Folgen der steigenden Nachfrage nach Speicher
Der starke Anstieg der Nachfrage nach Speicher wird sich garantiert auf die Verbraucher von Elektronik auswirken und die Automobilindustrie treffen. Das Wall Street Journal vergleicht die Situation mit Covid und erheblichen Verzögerungen in allen Prozessen.
Die meisten Haushaltsgeräte und Automobilprodukte verwenden relativ alte Speichertypen, jedoch haben die RAM-Hersteller die Produktion solcher Chips fast vollständig eingestellt. Experten zufolge sind alle Produktionskapazitäten bereits bis 2028 ausverkauft, sodass es einfach unmöglich sein wird, Quoten von den Herstellern zu erhalten.

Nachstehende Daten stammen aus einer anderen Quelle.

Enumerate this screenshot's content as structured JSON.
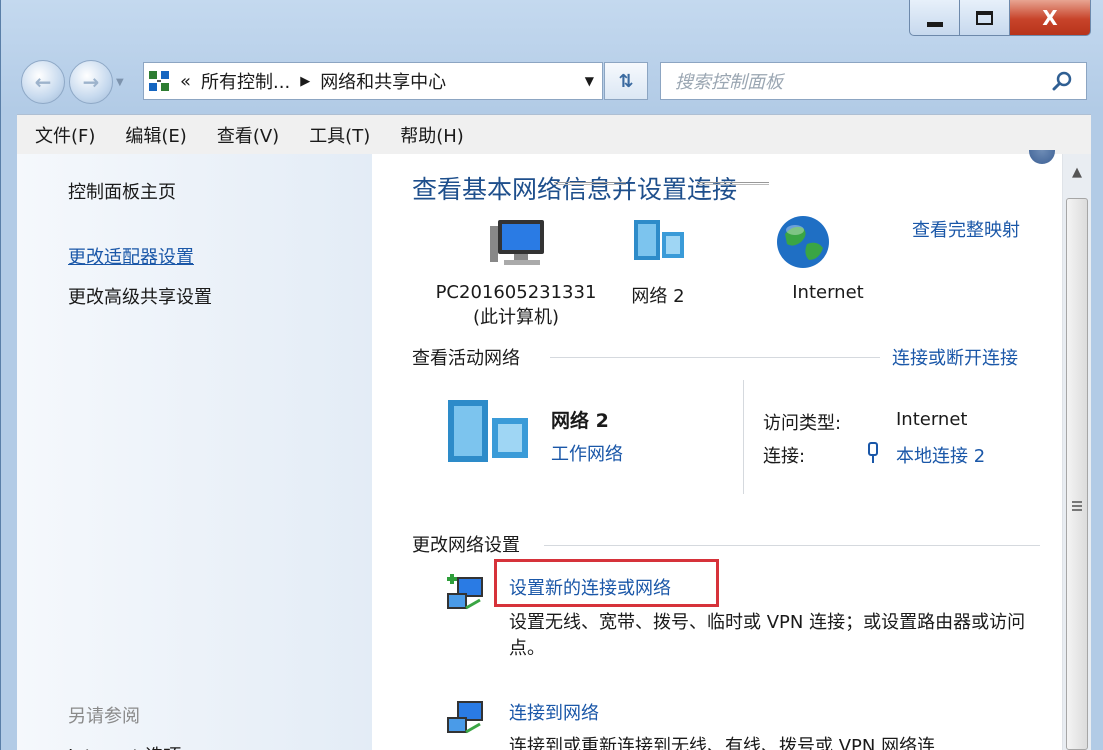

Arbeitsspeicher wird in fast allen modernen Geräten wie Set-Top-Boxen, „smarten” Kühlschränken, Lautsprechern und Fernsehern verwendet, sodass die Technik erheblich teurer werden könnte. Ein starker Preisanstieg für eine der Komponenten könnte sogar zu Produktionsverlusten führen.
Analysten schätzen, dass RAM bis zu 30 % der Herstellungskosten von Smartphones und 10 % der Kosten von Elektronikgeräten ausmachen kann. So könnten die Verkäufe von Smartphones um 5 % und die von PCs um 9 % zurückgehen.